Als Stadtbewohner in Frankfurt am Main schaust du zuerst auf die Anreise. Drei dieser Ziele erreichst du ab Frankfurt Hauptbahnhof in rund einer Stunde: Limburg, Marburg und Würzburg. Bamberg liegt bei gut zwei Stunden, Trier bei rund dreieinhalb. Die anderen brauchen länger, dafür bleiben sie ruhig. Eine ehrliche Anmerkung zur Methode: Alle Fahrzeiten stammen aus der DB-Fahrplanauskunft, Stand August 2026, und ich konnte sie nicht automatisiert gegenprüfen. Vor Abfahrt lohnt der Blick in die Auskunft, gerade im Sommer, denn auf einigen Strecken fahren gerade Busse statt Züge.

Quedlinburg: das halbe Mittelalter

Fachwerkhäuser gibt es viele. Quedlinburg hat rund 2.100 davon, aus acht Jahrhunderten, eng gestaffelt über einen Hügel, gekrönt vom Stiftsberg mit Schloss und Stiftskirche. Seit dem 17. Dezember 1994 gehören Stiftskirche, Schloss und Altstadt zum UNESCO-Welterbe. Die Stiftskirche St. Servatius, gebaut von 1070 bis 1129, bezeichnet die UNESCO als eines der Meisterwerke der romanischen Architektur. Die Stadt selbst nennt sich offiziell eines der größten Flächendenkmale Deutschlands, und genau das ist sie: ein ganzes Stadtgebiet als Denkmal. Wer früh kommt, hat die Altstadt fast für sich. Ab Mittag wird es voller, aber nie wie in Rothenburg. Rund 1,2 Millionen Besucher und Tagesgäste zählt die Stadt pro Jahr, Stand 2018. Anreise: Regionalzüge ab Magdeburg und Halle fahren stündlich nach Quedlinburg, der Bahnhof liegt einen kurzen Fußweg von der Altstadt entfernt. Wer den Stiftsberg besucht, sollte wissen: Dort laufen gerade umfangreiche Sanierungsarbeiten, die Stiftskirche bleibt geöffnet. Ab Frankfurt Hauptbahnhof planst du laut Fahrplanauskunft rund viereinhalb Stunden ein.

Lüneburg: die Stadt, die aus Salz gebaut wurde

Lüneburg ist die Salzstadt des Nordens, und die Geschichte ist überall präsent. Die erste urkundliche Erwähnung fällt ins Jahr 956, als Kaiser Otto I. dem Kloster St. Michaelis den Salzzoll aus der Saline schenkte. Erst 1980 endete die über tausendjährige Salzgewinnung mit der Schließung des Salzwerks. Das Deutsche Salzmuseum zeigt die Geschichte seit 1989 im Industriedenkmal der alten Saline. Am Markt steht das Rathaus, dessen Bau um 1230 begann. Es hat 259 Räume und gilt als größtes mittelalterliches Rathaus im Norden. Die Altstadt selbst ist ein Museum ohne Eintritt: Backstein, Giebel, enge Gassen. Lüneburg hat direkte ICE-Verbindungen, die Fahrt ab Frankfurt dauert laut Fahrplanauskunft rund vier Stunden, mit einem Umstieg.

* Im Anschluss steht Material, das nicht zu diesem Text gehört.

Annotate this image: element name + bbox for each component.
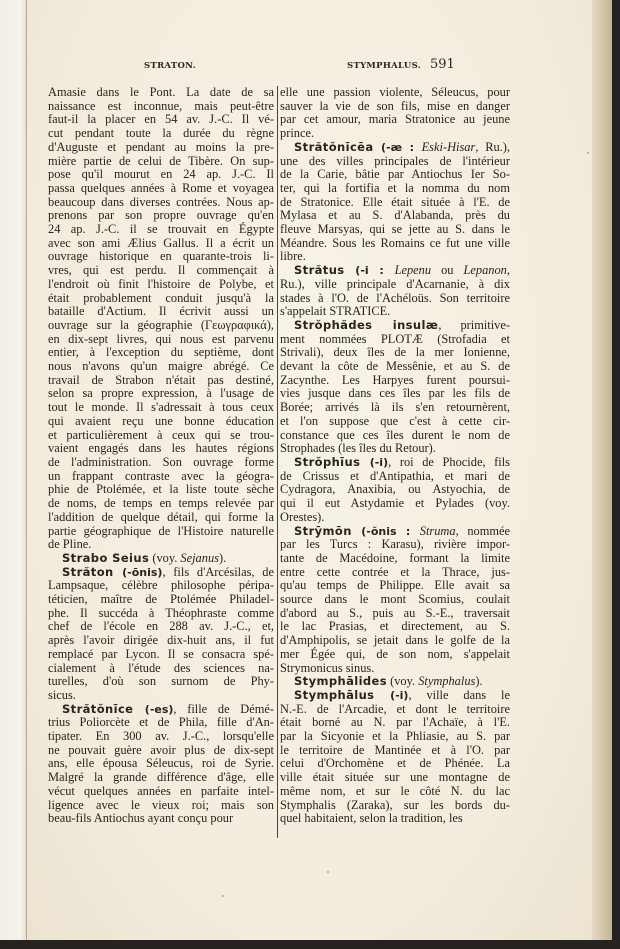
dictionary-entry: Străton (-ōnis), fils d'Arcésilas, deLam… — [48, 566, 274, 703]
text-line: mière partie de celui de Tibère. On sup- — [48, 155, 274, 169]
dictionary-entry: Strŏphīus (-i), roi de Phocide, filsde C… — [280, 456, 510, 525]
text-line: source dans le mont Scomius, coulait — [280, 593, 510, 607]
headword: Stymphālus — [294, 688, 374, 702]
text-line: trius Poliorcète et de Phila, fille d'An… — [48, 716, 274, 730]
background-bottom — [0, 940, 620, 949]
entry-first-line: Strătŏnīcēa (-æ : Eski-Hisar, Ru.), — [280, 141, 510, 155]
entry-text: (voy. — [149, 551, 180, 565]
headword: Străton — [62, 565, 114, 579]
grammar-note: (-i) — [374, 689, 408, 702]
text-line: N.-E. de l'Arcadie, et dont le territoir… — [280, 703, 510, 717]
text-line: entre cette contrée et la Thrace, jus- — [280, 566, 510, 580]
entry-first-line: Strŏphīus (-i), roi de Phocide, fils — [280, 456, 510, 470]
text-line: remplacé par Lycon. Il se consacra spé- — [48, 648, 274, 662]
headword: Stymphālides — [294, 674, 387, 688]
entry-first-line: Strabo Seius (voy. Sejanus). — [48, 552, 274, 566]
page-number: 591 — [430, 57, 455, 72]
grammar-note: (-es) — [133, 703, 173, 716]
text-line: 24 ap. J.-C. il se trouvait en Égypte — [48, 223, 274, 237]
text-line: par cet amour, maria Stratonice au jeune — [280, 113, 510, 127]
book-page: STRATON. STYMPHALUS. 591 Amasie dans le … — [27, 0, 595, 942]
text-line: ter, qui la fortifia et la nomma du nom — [280, 182, 510, 196]
entry-text: , fils d'Arcésilas, de — [162, 565, 274, 579]
entry-text: , — [507, 263, 510, 277]
text-line: Borée; arrivés là ils s'en retournèrent, — [280, 401, 510, 415]
entry-text: (voy. — [387, 674, 418, 688]
left-column: Amasie dans le Pont. La date de sanaissa… — [48, 86, 274, 826]
text-line: faut-il la placer en 54 av. J.-C. Il vé- — [48, 113, 274, 127]
text-line: Amasie dans le Pont. La date de sa — [48, 86, 274, 100]
text-line: qu'au temps de Philippe. Elle avait sa — [280, 579, 510, 593]
text-line: travail de Strabon n'était pas destiné, — [48, 374, 274, 388]
entry-text: , roi de Phocide, fils — [388, 455, 510, 469]
text-line: bataille d'Actium. Il écrivit aussi un — [48, 305, 274, 319]
dictionary-entry: Strabo Seius (voy. Sejanus). — [48, 552, 274, 566]
grammar-note: (-æ : — [374, 141, 422, 154]
text-line: de Crissus et d'Antipathia, et mari de — [280, 470, 510, 484]
text-line: qui avaient reçu une bonne éducation — [48, 415, 274, 429]
continued-text: Amasie dans le Pont. La date de sanaissa… — [48, 86, 274, 552]
text-line: vres, qui est perdu. Il commençait à — [48, 264, 274, 278]
text-line: qui il eut Astydamie et Pylades (voy. — [280, 497, 510, 511]
text-line: tante de Macédoine, formant la limite — [280, 552, 510, 566]
text-line: d'abord au S., puis au S.-E., traversait — [280, 607, 510, 621]
text-line: ment nommées PLOTÆ (Strofadia et — [280, 333, 510, 347]
entry-first-line: Stymphālides (voy. Stymphalus). — [280, 675, 510, 689]
italic-term: Struma — [420, 524, 456, 538]
background — [612, 0, 620, 949]
italic-term: Stymphalus — [418, 674, 475, 688]
text-line: ouvrage historique en quarante-trois li- — [48, 250, 274, 264]
text-line: téticien, maître de Ptolémée Philadel- — [48, 593, 274, 607]
text-line: l'endroit où finit l'histoire de Polybe,… — [48, 278, 274, 292]
text-line: chef de l'école en 288 av. J.-C., et, — [48, 620, 274, 634]
text-line: par la Sicyonie et la Phliasie, au S. pa… — [280, 730, 510, 744]
entry-text: ). — [219, 551, 226, 565]
text-line: et l'on suppose que c'est à cette cir- — [280, 415, 510, 429]
text-line: Stymphalis (Zaraka), sur les bords du- — [280, 799, 510, 813]
entry-text: , primitive- — [438, 318, 510, 332]
entry-text: ). — [475, 674, 482, 688]
entry-first-line: Străton (-ōnis), fils d'Arcésilas, de — [48, 566, 274, 580]
text-line: tout le monde. Il s'adressait à tous ceu… — [48, 401, 274, 415]
entry-first-line: Stymphālus (-i), ville dans le — [280, 689, 510, 703]
entry-first-line: Strătŏnīce (-es), fille de Démé- — [48, 703, 274, 717]
foxing-spot — [222, 895, 224, 897]
text-line: nous n'avons qu'un maigre abrégé. Ce — [48, 360, 274, 374]
text-line: tipater. En 300 av. J.-C., lorsqu'elle — [48, 730, 274, 744]
italic-term: Eski-Hisar — [422, 140, 476, 154]
text-line: naissance est inconnue, mais peut-être — [48, 100, 274, 114]
text-line: de la Carie, bâtie par Antiochus Ier So- — [280, 168, 510, 182]
text-line: après l'avoir dirigée dix-huit ans, il f… — [48, 634, 274, 648]
text-line: cialement à l'étude des sciences na- — [48, 662, 274, 676]
text-line: l'addition de quelque détail, qui forme … — [48, 511, 274, 525]
text-line: le territoire de Mantinée et à l'O. par — [280, 744, 510, 758]
text-line: passa quelques années à Rome et voyagea — [48, 182, 274, 196]
text-line: par les Turcs : Karasu), rivière impor- — [280, 538, 510, 552]
text-line: même nom, et sur le côté N. du lac — [280, 785, 510, 799]
entry-text: , fille de Démé- — [173, 702, 274, 716]
grammar-note: (-i : — [345, 264, 395, 277]
text-line: était probablement conduit jusqu'à la — [48, 292, 274, 306]
facing-page-edge — [0, 0, 27, 940]
entry-text: , ville dans le — [408, 688, 510, 702]
headword: Strabo Seius — [62, 551, 149, 565]
grammar-note: (-ŏnis : — [352, 525, 420, 538]
italic-term: Lepenu — [395, 263, 431, 277]
dictionary-entry: Strătŏnīce (-es), fille de Démé-trius Po… — [48, 703, 274, 826]
text-line: le lac Prasias, et directement, au S. — [280, 620, 510, 634]
text-line: d'Amphipolis, se jetait dans le golfe de… — [280, 634, 510, 648]
text-line: Strymonicus sinus. — [280, 662, 510, 676]
text-line: constance que ces îles durent le nom de — [280, 429, 510, 443]
text-line: turelles, d'où son surnom de Phy- — [48, 675, 274, 689]
running-head: STRATON. STYMPHALUS. 591 — [27, 57, 595, 77]
text-line: Cydragora, Anaxibia, ou Astyochia, de — [280, 483, 510, 497]
text-line: elle une passion violente, Séleucus, pou… — [280, 86, 510, 100]
continued-text: elle une passion violente, Séleucus, pou… — [280, 86, 510, 141]
text-line: entier, à l'exception du septième, dont — [48, 346, 274, 360]
headword: Strŏphădes insulæ — [294, 318, 438, 332]
text-line: Zacynthe. Les Harpyes furent poursui- — [280, 374, 510, 388]
text-line: ville était située sur une montagne de — [280, 771, 510, 785]
text-line: Lampsaque, célèbre philosophe péripa- — [48, 579, 274, 593]
text-line: Malgré la grande différence d'âge, elle — [48, 771, 274, 785]
entry-text: ou — [431, 263, 463, 277]
text-line: et particulièrement à ceux qui se trou- — [48, 429, 274, 443]
text-line: vécut quelques années en parfaite intel- — [48, 785, 274, 799]
text-line: selon sa propre expression, à l'usage de — [48, 387, 274, 401]
italic-term: Sejanus — [180, 551, 219, 565]
dictionary-entry: Strătŏnīcēa (-æ : Eski-Hisar, Ru.),une d… — [280, 141, 510, 264]
entry-text: , nommée — [456, 524, 510, 538]
text-line: prenons par son propre ouvrage qu'en — [48, 209, 274, 223]
entry-text: , Ru.), — [475, 140, 510, 154]
text-line: libre. — [280, 250, 510, 264]
text-line: mer Égée qui, de son nom, s'appelait — [280, 648, 510, 662]
text-line: Ru.), ville principale d'Acarnanie, à di… — [280, 278, 510, 292]
text-line: phie de Ptolémée, et la liste toute sèch… — [48, 483, 274, 497]
text-line: sauver la vie de son fils, mise en dange… — [280, 100, 510, 114]
headword: Strătŏnīcēa — [294, 140, 374, 154]
text-line: de Stratonice. Elle était située à l'E. … — [280, 196, 510, 210]
text-line: était borné au N. par l'Achaïe, à l'E. — [280, 716, 510, 730]
text-line: Strophades (les îles du Retour). — [280, 442, 510, 456]
running-head-center: STYMPHALUS. — [347, 61, 421, 71]
text-line: pose qu'il mourut en 24 ap. J.-C. Il — [48, 168, 274, 182]
text-line: ne pouvait guère avoir plus de dix-sept — [48, 744, 274, 758]
running-head-left: STRATON. — [144, 61, 196, 71]
text-line: une des villes principales de l'intérieu… — [280, 155, 510, 169]
entry-first-line: Strŏphădes insulæ, primitive- — [280, 319, 510, 333]
text-line: ans, elle épousa Séleucus, roi de Syrie. — [48, 757, 274, 771]
text-line: vies jusque dans ces îles par les fils d… — [280, 387, 510, 401]
text-line: s'appelait STRATICE. — [280, 305, 510, 319]
headword: Strȳmōn — [294, 524, 352, 538]
grammar-note: (-ōnis) — [114, 566, 163, 579]
text-line: vaient engagés dans les hautes régions — [48, 442, 274, 456]
text-line: Strivali), deux îles de la mer Ionienne, — [280, 346, 510, 360]
dictionary-entry: Stymphālides (voy. Stymphalus). — [280, 675, 510, 689]
text-line: cut pendant toute la durée du règne — [48, 127, 274, 141]
foxing-spot — [327, 871, 329, 873]
text-line: en dix-sept livres, qui nous est parvenu — [48, 333, 274, 347]
text-line: de l'administration. Son ouvrage forme — [48, 456, 274, 470]
text-line: ligence avec le vieux roi; mais son — [48, 799, 274, 813]
text-line: Orestes). — [280, 511, 510, 525]
text-line: partie géographique de l'Histoire nature… — [48, 525, 274, 539]
dictionary-entry: Strȳmōn (-ŏnis : Struma, nomméepar les T… — [280, 525, 510, 676]
text-line: d'Auguste et pendant au moins la pre- — [48, 141, 274, 155]
text-line: devant la côte de Messênie, et au S. de — [280, 360, 510, 374]
grammar-note: (-i) — [360, 456, 388, 469]
text-line: quel habitaient, selon la tradition, les — [280, 812, 510, 826]
entry-first-line: Strȳmōn (-ŏnis : Struma, nommée — [280, 525, 510, 539]
dictionary-entry: Strŏphădes insulæ, primitive-ment nommée… — [280, 319, 510, 456]
dictionary-entry: Strătus (-i : Lepenu ou Lepanon,Ru.), vi… — [280, 264, 510, 319]
right-column: elle une passion violente, Séleucus, pou… — [280, 86, 510, 826]
text-line: prince. — [280, 127, 510, 141]
column-divider — [277, 86, 278, 838]
text-line: avec son ami Ælius Gallus. Il a écrit un — [48, 237, 274, 251]
text-line: phe. Il succéda à Théophraste comme — [48, 607, 274, 621]
headword: Strătŏnīce — [62, 702, 133, 716]
headword: Strătus — [294, 263, 345, 277]
text-line: Méandre. Sous les Romains ce fut une vil… — [280, 237, 510, 251]
text-line: celui d'Orchomène et de Phénée. La — [280, 757, 510, 771]
italic-term: Lepanon — [464, 263, 507, 277]
foxing-spot — [587, 152, 589, 154]
text-line: beaucoup dans diverses contrées. Nous ap… — [48, 196, 274, 210]
dictionary-entry: Stymphālus (-i), ville dans leN.-E. de l… — [280, 689, 510, 826]
text-line: ouvrage sur la géographie (Γεωγραφικά), — [48, 319, 274, 333]
text-line: fleuve Marsyas, qui se jette au S. dans … — [280, 223, 510, 237]
text-line: un frappant contraste avec la géogra- — [48, 470, 274, 484]
text-line: sicus. — [48, 689, 274, 703]
text-line: beau-fils Antiochus ayant conçu pour — [48, 812, 274, 826]
text-line: de noms, de temps en temps relevée par — [48, 497, 274, 511]
page-stack-edge — [592, 0, 612, 945]
text-line: Mylasa et au S. d'Alabanda, près du — [280, 209, 510, 223]
text-line: stades à l'O. de l'Achéloüs. Son territo… — [280, 292, 510, 306]
text-line: de Pline. — [48, 538, 274, 552]
entry-first-line: Strătus (-i : Lepenu ou Lepanon, — [280, 264, 510, 278]
headword: Strŏphīus — [294, 455, 360, 469]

Passau: drei Flüsse, eine Baustelle

Wo Donau, Inn und Ilz zusammenfließen, sitzt eine kompakte Altstadt auf einer schmalen Halbinsel. Die Stadt nennt sich offiziell Dreiflüssestadt und hatte am 30. September 2025 genau 53.125 Einwohner. Über allem thront die Veste Oberhaus: Fürstbischof Ulrich II. legte 1219 den Grundstein, mit 65.000 Quadratmetern umbauter Fläche gehört die Anlage zu den größten erhaltenen Burganlagen Europas. Vom Turm siehst du den Zusammenfluss der drei Flüsse, und die Fußwege in der Stadt sind kurz. Der Tourismus läuft gut, der Oktober 2025 war laut Stadt der beste Übernachtungsmonat des Jahres mit 11,6 Prozent Steigerung.

Ein ehrlicher Hinweis zur Anreise: Zwischen Regensburg und Passau modernisiert die Bahn bis zum 12. Dezember 2026 die Strecke. Seit dem 14. Juni fahren dort Busse statt Züge. Die Fahrt ab Frankfurt dauert laut Fahrplanauskunft rund fünfeinhalb Stunden. Wer das Ziel im Kopf hat, nimmt sich den Tag und plant Puffer ein.

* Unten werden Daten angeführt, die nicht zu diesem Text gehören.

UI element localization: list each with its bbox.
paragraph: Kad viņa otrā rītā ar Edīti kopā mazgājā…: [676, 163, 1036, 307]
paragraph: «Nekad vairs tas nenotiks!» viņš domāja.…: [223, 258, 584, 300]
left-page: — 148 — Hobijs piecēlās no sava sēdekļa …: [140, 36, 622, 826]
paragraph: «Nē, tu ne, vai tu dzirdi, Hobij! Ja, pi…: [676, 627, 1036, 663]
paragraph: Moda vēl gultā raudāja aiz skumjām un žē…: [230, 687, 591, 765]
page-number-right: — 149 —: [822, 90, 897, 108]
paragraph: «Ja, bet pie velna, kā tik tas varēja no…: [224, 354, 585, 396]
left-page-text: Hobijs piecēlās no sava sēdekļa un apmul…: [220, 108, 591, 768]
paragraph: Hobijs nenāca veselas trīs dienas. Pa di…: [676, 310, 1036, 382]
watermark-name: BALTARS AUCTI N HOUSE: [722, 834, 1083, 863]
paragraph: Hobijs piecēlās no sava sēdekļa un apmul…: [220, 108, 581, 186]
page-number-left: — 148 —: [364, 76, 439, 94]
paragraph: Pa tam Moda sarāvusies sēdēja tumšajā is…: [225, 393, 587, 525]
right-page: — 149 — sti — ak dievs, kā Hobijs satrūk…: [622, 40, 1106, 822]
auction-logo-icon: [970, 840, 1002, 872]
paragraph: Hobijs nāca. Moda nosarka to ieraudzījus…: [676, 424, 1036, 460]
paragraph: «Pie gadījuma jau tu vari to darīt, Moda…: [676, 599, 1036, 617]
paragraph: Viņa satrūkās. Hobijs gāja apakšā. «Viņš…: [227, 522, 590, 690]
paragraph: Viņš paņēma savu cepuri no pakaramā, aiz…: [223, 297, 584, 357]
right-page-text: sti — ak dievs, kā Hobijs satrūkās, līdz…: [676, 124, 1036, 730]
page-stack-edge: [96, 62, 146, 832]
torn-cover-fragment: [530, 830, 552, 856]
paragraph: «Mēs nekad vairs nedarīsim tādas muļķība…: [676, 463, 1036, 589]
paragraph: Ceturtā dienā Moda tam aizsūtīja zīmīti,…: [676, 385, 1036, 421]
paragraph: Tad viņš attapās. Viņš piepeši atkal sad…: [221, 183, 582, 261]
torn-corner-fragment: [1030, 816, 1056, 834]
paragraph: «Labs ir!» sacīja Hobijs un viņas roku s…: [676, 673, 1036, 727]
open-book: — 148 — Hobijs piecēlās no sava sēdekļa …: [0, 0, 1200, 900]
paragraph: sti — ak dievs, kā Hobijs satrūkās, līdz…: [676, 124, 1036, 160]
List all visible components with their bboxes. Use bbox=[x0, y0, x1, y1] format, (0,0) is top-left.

Stralsund: Backsteingotik am Meer

Die Stralsunder Altstadt gehört seit 2002 zum UNESCO-Welterbe, gemeinsam mit Wismar. In der offiziellen Beschreibung nennt die UNESCO ausdrücklich die Bauformen und Techniken der Backsteingotik im Ostseeraum, beispielhaft das Stralsunder Rathaus. Die Stadt selbst ist der ideale Regentag-Kandidat unter den zehn: Das OZEANEUM wurde am 11. Juli 2008 eröffnet, damals der größte vom Bund geförderte Museumsneubau. Bis 2024 kamen über neun Millionen Gäste, jährlich sind es mehr als eine halbe Million. 2010 wurde das Haus zum Museum des Jahres in Europa gewählt. Am 7. Juli 2026 verzeichnete das Meeresmuseum den bislang besucherstärksten Tag des Jahres mit 10.047 Gästen an seinen Stralsunder Standorten. Wer Stralsund als Basis nutzt, hat Rügen per Brücke oder Fähre in Reichweite. Die Anreise ab Frankfurt dauert mit dem direkten ICE laut Fahrplanauskunft rund sechseinhalb Stunden.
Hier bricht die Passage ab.